For second day, Iraq forces battle with ISIS in Kirkuk
KIRKUK (Iraq) - Security forces battled for a second day Saturday with Islamic State group gunmen who infiltrated Kirkuk in a brazen raid that rattled Iraq as it ramped up an offensive to retake Mosul.
A toxic cloud released by a fire ISIS militants set off at a sulphur plant south of Mosul earlier this week killed at least two civilians and forced some US service members to wear masks.
A day after the shock attack on the Kurdish-controlled city of Kirkuk, jihadist snipers and suspected suicide bombers were still at large, prompting Baghdad to send reinforcements.
Special counter-terrorism and intelligence units were hunting down some of the dozens of ISIS fighters who stormed public buildings in the early hours of Friday.
"We have 46 dead and 133 wounded, most of them members of the security services, as result of the clashes with Daesh (ISIS)," an interior ministry brigadier general said.
The toll was confirmed by a source at the Kirkuk health directorate, which called for blood donations to assist with the emergency.
The Kirkuk police chief said 48 jihadist attackers had been killed so far and several others wounded, including a Libyan believed to be among the raid's leaders.
"The security forces control the situation now but there are still pockets of jihadists in some southern and eastern neighbourhoods," Brigadier General Khattab Omar Aref said.

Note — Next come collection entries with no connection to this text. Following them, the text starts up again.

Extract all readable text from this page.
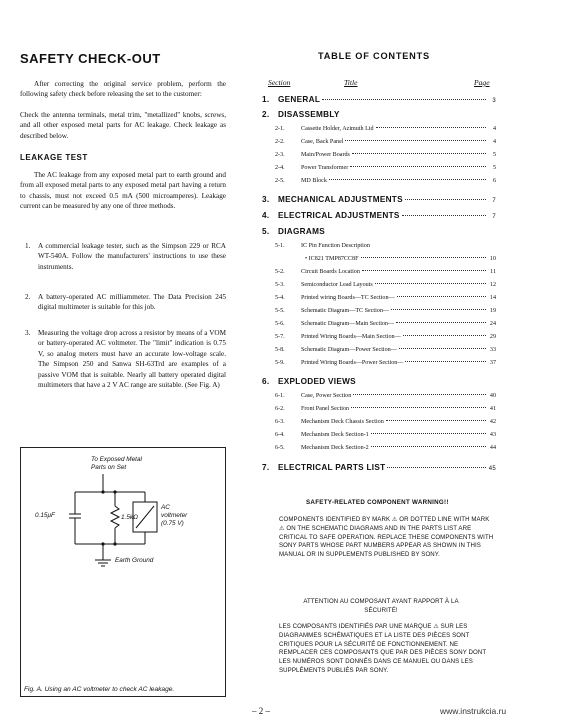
SAFETY CHECK-OUT
After correcting the original service problem, perform the following safety check before releasing the set to the customer:
Check the antenna terminals, metal trim, "metallized" knobs, screws, and all other exposed metal parts for AC leakage. Check leakage as described below.
LEAKAGE TEST
The AC leakage from any exposed metal part to earth ground and from all exposed metal parts to any exposed metal part having a return to chassis, must not exceed 0.5 mA (500 microamperes). Leakage current can be measured by any one of three methods.
1. A commercial leakage tester, such as the Simpson 229 or RCA WT-540A. Follow the manufacturers' instructions to use these instruments.
2. A battery-operated AC milliammeter. The Data Precision 245 digital multimeter is suitable for this job.
3. Measuring the voltage drop across a resistor by means of a VOM or battery-operated AC voltmeter. The "limit" indication is 0.75 V, so analog meters must have an accurate low-voltage scale. The Simpson 250 and Sanwa SH-63Trd are examples of a passive VOM that is suitable. Nearly all battery operated digital multimeters that have a 2 V AC range are suitable. (See Fig. A)
To Exposed Metal
Parts on Set
0.15μF	1.5kΩ
AC
voltmeter
(0.75 V)
Earth Ground
Fig. A. Using an AC voltmeter to check AC leakage.
TABLE OF CONTENTS
Section	Title	Page
1.	GENERAL	3
2.	DISASSEMBLY
2-1.	Cassette Holder, Azimuth Lid	4
2-2.	Case, Back Panel	4
2-3.	Main/Power Boards	5
2-4.	Power Transformer	5
2-5.	MD Block	6
3.	MECHANICAL ADJUSTMENTS	7
4.	ELECTRICAL ADJUSTMENTS	7
5.	DIAGRAMS
5-1.	IC Pin Function Description
• IC821 TMP87CC8F	10
5-2.	Circuit Boards Location	11
5-3.	Semiconductor Lead Layouts	12
5-4.	Printed wiring Boards—TC Section—	14
5-5.	Schematic Diagram—TC Section—	19
5-6.	Schematic Diagram—Main Section—	24
5-7.	Printed Wiring Boards—Main Section—	29
5-8.	Schematic Diagram—Power Section—	33
5-9.	Printed Wiring Boards—Power Section—	37
6.	EXPLODED VIEWS
6-1.	Case, Power Section	40
6-2.	Front Panel Section	41
6-3.	Mechanism Deck Chassis Section	42
6-4.	Mechanism Deck Section-1	43
6-5.	Mechanism Deck Section-2	44
7.	ELECTRICAL PARTS LIST	45
SAFETY-RELATED COMPONENT WARNING!!
COMPONENTS IDENTIFIED BY MARK ⚠ OR DOTTED LINE WITH MARK ⚠ ON THE SCHEMATIC DIAGRAMS AND IN THE PARTS LIST ARE CRITICAL TO SAFE OPERATION. REPLACE THESE COMPONENTS WITH SONY PARTS WHOSE PART NUMBERS APPEAR AS SHOWN IN THIS MANUAL OR IN SUPPLEMENTS PUBLISHED BY SONY.
ATTENTION AU COMPOSANT AYANT RAPPORT À LA SÉCURITÉ!
LES COMPOSANTS IDENTIFIÉS PAR UNE MARQUE ⚠ SUR LES DIAGRAMMES SCHÉMATIQUES ET LA LISTE DES PIÈCES SONT CRITIQUES POUR LA SÉCURITÉ DE FONCTIONNEMENT. NE REMPLACER CES COMPOSANTS QUE PAR DES PIÈCES SONY DONT LES NUMÉROS SONT DONNÉS DANS CE MANUEL OU DANS LES SUPPLÉMENTS PUBLIÉS PAR SONY.
– 2 –	www.instrukcia.ru
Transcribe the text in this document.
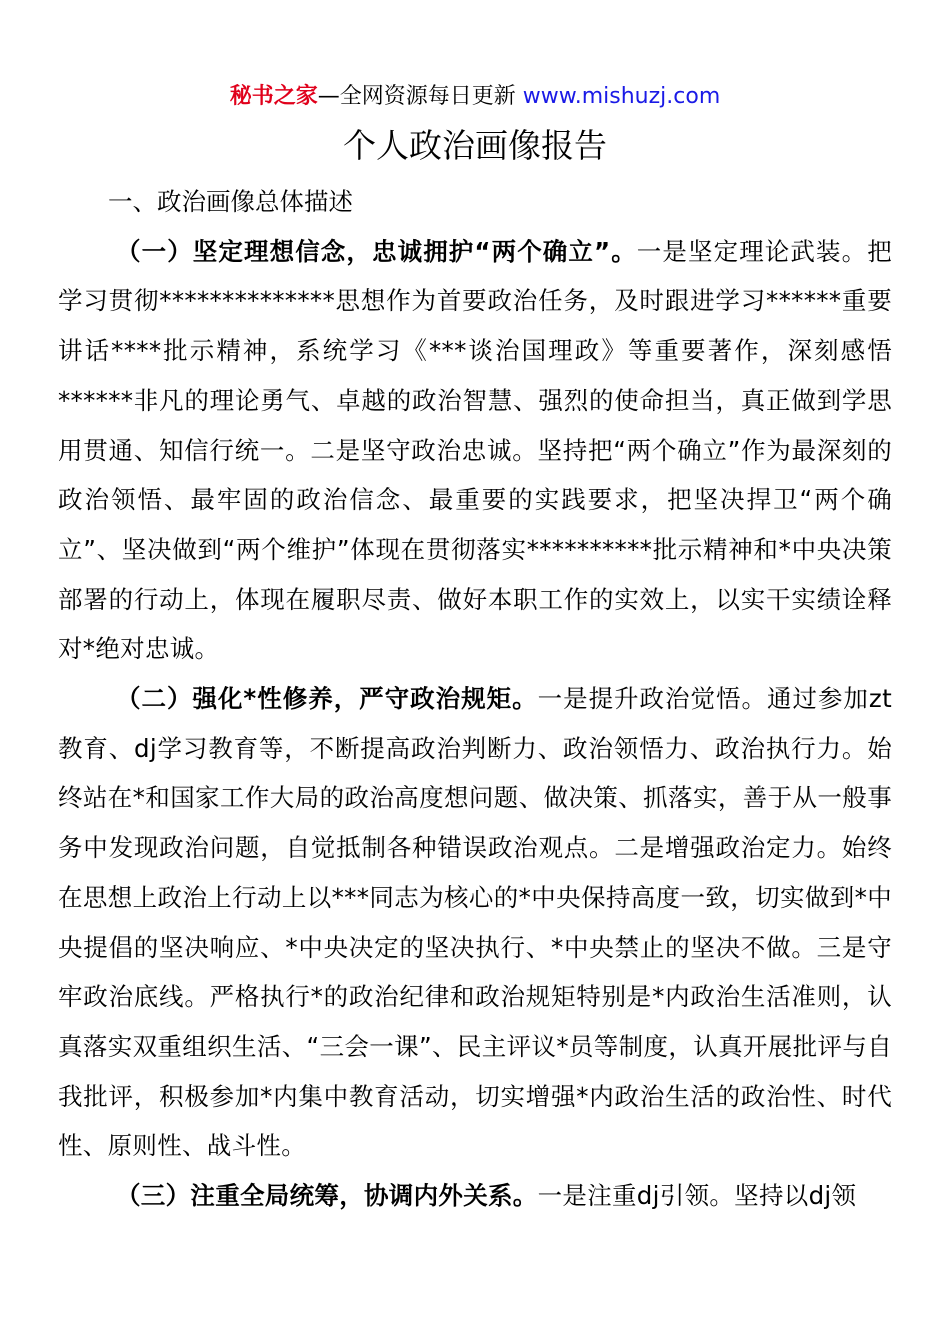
秘书之家—全网资源每日更新 www.mishuzj.com
个人政治画像报告

一、政治画像总体描述

（一）坚定理想信念，忠诚拥护“两个确立”。一是坚定理论武装。把学习贯彻**************思想作为首要政治任务，及时跟进学习******重要讲话****批示精神，系统学习《***谈治国理政》等重要著作，深刻感悟******非凡的理论勇气、卓越的政治智慧、强烈的使命担当，真正做到学思用贯通、知信行统一。二是坚守政治忠诚。坚持把“两个确立”作为最深刻的政治领悟、最牢固的政治信念、最重要的实践要求，把坚决捍卫“两个确立”、坚决做到“两个维护”体现在贯彻落实**********批示精神和*中央决策部署的行动上，体现在履职尽责、做好本职工作的实效上，以实干实绩诠释对*绝对忠诚。

（二）强化*性修养，严守政治规矩。一是提升政治觉悟。通过参加zt教育、dj学习教育等，不断提高政治判断力、政治领悟力、政治执行力。始终站在*和国家工作大局的政治高度想问题、做决策、抓落实，善于从一般事务中发现政治问题，自觉抵制各种错误政治观点。二是增强政治定力。始终在思想上政治上行动上以***同志为核心的*中央保持高度一致，切实做到*中央提倡的坚决响应、*中央决定的坚决执行、*中央禁止的坚决不做。三是守牢政治底线。严格执行*的政治纪律和政治规矩特别是*内政治生活准则，认真落实双重组织生活、“三会一课”、民主评议*员等制度，认真开展批评与自我批评，积极参加*内集中教育活动，切实增强*内政治生活的政治性、时代性、原则性、战斗性。

（三）注重全局统筹，协调内外关系。一是注重dj引领。坚持以dj领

The large-scale "inghimasi" attack, a term describing jihadist operations in which gunmen, often wearing suicide vests, intend to sow chaos and fight to the death rather than achieve any military goal, caught Kirkuk off guard.
The large city, which lies in an oil-producing region around 240 kilometres (150 miles) north of Baghdad, woke up on Friday to find jihadists roaming the streets of several neighbourhoods.
They used mosque loudspeakers to broadcast praise of their self-proclaimed "caliphate", which has been shrinking steadily since last year and is looking closer than ever to collapse.
Abu Omar, a 40-year-old butcher, spent 24 hours locked up in his home with his wife, mother and three children.
"It felt as if this day lasted a year," he said. "We could hear shooting and explosions all the time but we didn't dare venture outside to see what was happening."
One attacker captured by the Kurdish security services on Friday claimed that the Kirkuk raid was planned by ISIS supremo Abu Bakr al-Baghdadi as a diversion from the offensive on Mosul.
"Today's attack was one of caliph Baghdadi's plans to demonstrate that the Islamic State is remaining and expanding and reduce the pressure on the Mosul front," he said, according to a reporter who saw his initial interrogation.
Prime Minister Haider al-Abadi announced late Friday that he was sending reinforcements to Kirkuk but there was no sign of any major impact on operations around Mosul.
Pentagon chief Ashton Carter arrived in Iraq on Saturday to review the offensive, which his country and around 60 other nations support.
Mosul is the most populous city in the "caliphate" Baghdadi declared in June 2014 and the operation to recapture it is Iraq's largest in years.
With 3,000 to 4,500 men facing tens of thousands of Iraqi forces backed by massive US-led air power, the outcome of the battle is in little doubt.
But jihadists have been launching dozens of suicide car bombs against advancing forces, slowing their progress and inflicting casualties in the process.
On Saturday, Iraqi federal forces moved into Qaraqosh, which lies just east of Mosul and was Iraq's largest Christian town before its population fled the jihadists in 2014, the joint operations command said.
Kurdish forces were also leading a major push northeast of Mosul but complained that air support from the US-led coalition was insufficient and leaving them exposed.
In his meetings in Baghdad on Saturday, the US defence secretary was expected to attempt to convince the government to lift its opposition to the participation of Turkish forces, who have a base north of Mosul.
Launched on Monday, the offensive is still in its early stages and is likely to involve a siege before elite forces enter the city and engage in street fighting with die-hard jihadists.
A French government source said that entry into the city itself was still a month away.
A key concern is the presence in Mosul of up to 1.2 million civilians, who are trapped and unable to leave until forces move closer and safe corridors are opened.
According to residents, living conditions are deteriorating by the day, with some food supplies running low and ISIS paranoia of informants higher than ever.
Earlier this week, IS fighters set fire to part of a sulphur plant south of Mosul.
The toxic cloud it released killed two civilians in the area, a senior interior ministry officer told AFP in Qayyarah, the mains staging base south of Mosul.
"Of course, this is affecting our planned progress," he said.
Some US personnel at a nearby base wore protective masks Saturday after changing winds blew the cloud towards Qayyarah.
Iraqi efforts to extinguish the fire at the Mishraq plant were expected to last another two to three days, US and Iraqi sources said.
An Iraqi cameraman was killed by an ISIS sniper south of Mosul Saturday, a day after another TV journalist died of a sniper bullet to the chest during the Kirkuk clashes.